Hablando de razas, creo que cualquiera de ellas puede valernos ya que he visto hacer cobros excepcionales a sabuesos, bracos, teckels -como mis dos ejemplares “Eros” y “Toro”– jagdterriers, drahthaar y otras razas de “categoría”, pero tengo una especial predilección por los humildes “mil leches de rabo retorcido” de mis amigos furtivos y guardas, o los listísimos careas de pastores y cabreros. Estos últimos me han hecho vivir los mejores cobros de guarros que creí perdidos y que conseguí recuperar gracias a esos fieles colaboradores que, como premio, solo piden una pequeña muestra de afecto por nuestra parte. Vaya desde aquí mi recuerdo para el “Cachuli”, la “Sole” y la “Pili” de mi amigo Adolfo.

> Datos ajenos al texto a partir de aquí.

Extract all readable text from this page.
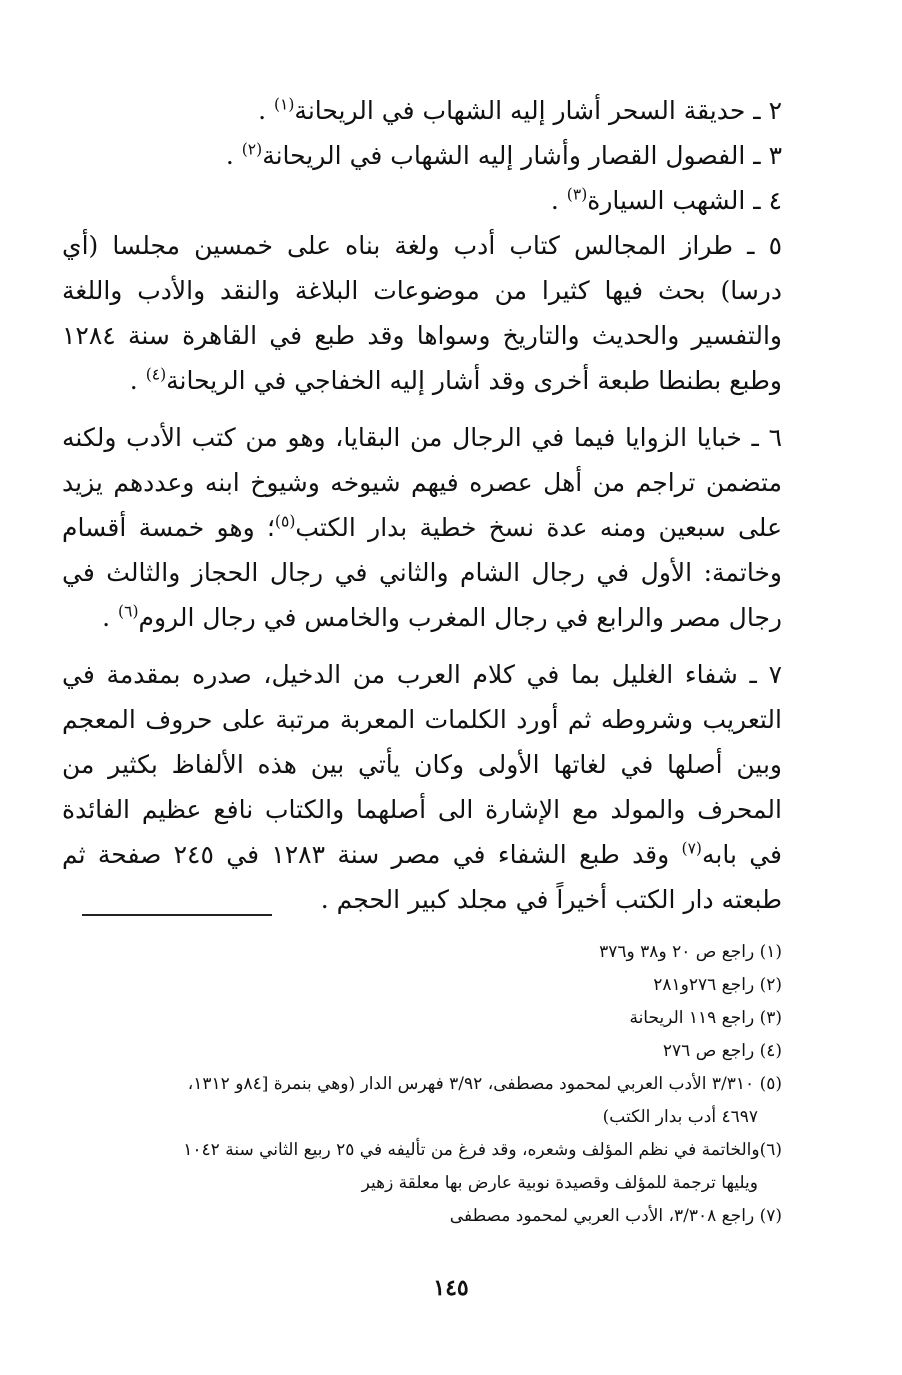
٢ ـ حديقة السحر أشار إليه الشهاب في الريحانة$^{(١)}$ .

٣ ـ الفصول القصار وأشار إليه الشهاب في الريحانة$^{(٢)}$ .

٤ ـ الشهب السيارة$^{(٣)}$ .

٥ ـ طراز المجالس كتاب أدب ولغة بناه على خمسين مجلسا (أي درسا) بحث فيها كثيرا من موضوعات البلاغة والنقد والأدب واللغة والتفسير والحديث والتاريخ وسواها وقد طبع في القاهرة سنة ١٢٨٤ وطبع بطنطا طبعة أخرى وقد أشار إليه الخفاجي في الريحانة$^{(٤)}$ .

٦ ـ خبايا الزوايا فيما في الرجال من البقايا، وهو من كتب الأدب ولكنه متضمن تراجم من أهل عصره فيهم شيوخه وشيوخ ابنه وعددهم يزيد على سبعين ومنه عدة نسخ خطية بدار الكتب$^{(٥)}$؛ وهو خمسة أقسام وخاتمة: الأول في رجال الشام والثاني في رجال الحجاز والثالث في رجال مصر والرابع في رجال المغرب والخامس في رجال الروم$^{(٦)}$ .

٧ ـ شفاء الغليل بما في كلام العرب من الدخيل، صدره بمقدمة في التعريب وشروطه ثم أورد الكلمات المعربة مرتبة على حروف المعجم وبين أصلها في لغاتها الأولى وكان يأتي بين هذه الألفاظ بكثير من المحرف والمولد مع الإشارة الى أصلهما والكتاب نافع عظيم الفائدة في بابه$^{(٧)}$ وقد طبع الشفاء في مصر سنة ١٢٨٣ في ٢٤٥ صفحة ثم طبعته دار الكتب أخيراً في مجلد كبير الحجم .

(١) راجع ص ٢٠ و٣٨ و٣٧٦

(٢) راجع ٢٧٦و٢٨١

(٣) راجع ١١٩ الريحانة

(٤) راجع ص ٢٧٦

(٥) ٣/٣١٠ الأدب العربي لمحمود مصطفى، ٣/٩٢ فهرس الدار (وهي بنمرة [٨٤و ١٣١٢،
٤٦٩٧ أدب بدار الكتب)

(٦)والخاتمة في نظم المؤلف وشعره، وقد فرغ من تأليفه في ٢٥ ربيع الثاني سنة ١٠٤٢
ويليها ترجمة للمؤلف وقصيدة نوبية عارض بها معلقة زهير

(٧) راجع ٣/٣٠٨، الأدب العربي لمحمود مصطفى

١٤٥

Para terminar, dejadme transcribir algo que escribí hace tiempo y que, con mi teckel Eros de protagonista, es un lance para el recuerdo. Había tirado uno de los socios a un buen cochino la noche anterior. Por la mañana, con varios perros de todo tipo, emprendemos el pisteo. Esta es la narración: “Con buen humor, fresquito en el ambiente y algún resoplido por el esfuerzo madrugador, llegamos pronto al puesto de «El Navajo» y estudiando las señales del tiro enseguida empezamos a ver sangre. Pronto comenta Adolfo que el animal va dejando pistas que demuestran algo extraño en sus extremidades. Esto podría indicar la causa por la que, al recoger al esperista, escucháramos al guarro varias horas después del disparo. Estamos en estas divagaciones, personas y canes, cuando se oye el ladrido de un perro a unos trescientos metros monte arriba. Como todos conocemos al autor de las exclamaciones gritamos al unísono: ¡el Eros! y salimos corriendo repechando hacia el lugar de los ladridos. A mi lado, mi hermano empuña una escopeta Franchi semiautomática cargada con bala. En pocos minutos somos los primeros en llegar al lugar de la refriega… ¡y el espectáculo es digno del mejor cuadro de caza! El guarro está herido pero completamente vivo y el Eros, que no ha vuelto a ladrar en los últimos momentos, materialmente colgado de los testículos del cochino. Antonio apunta rápidamente su arma y cuando va a disparar, detengo su acción, diciéndole que no lo haga, ya que observo que el animal tiene las dos manos partidas a bastante altura. En ese momento llega el resto de los perros y se organiza una barahúnda de ladridos y dentelladas, hasta que Carlos hunde su cuchillo en el codillo del viejo jabalí, que deja definitivamente de sufrir.”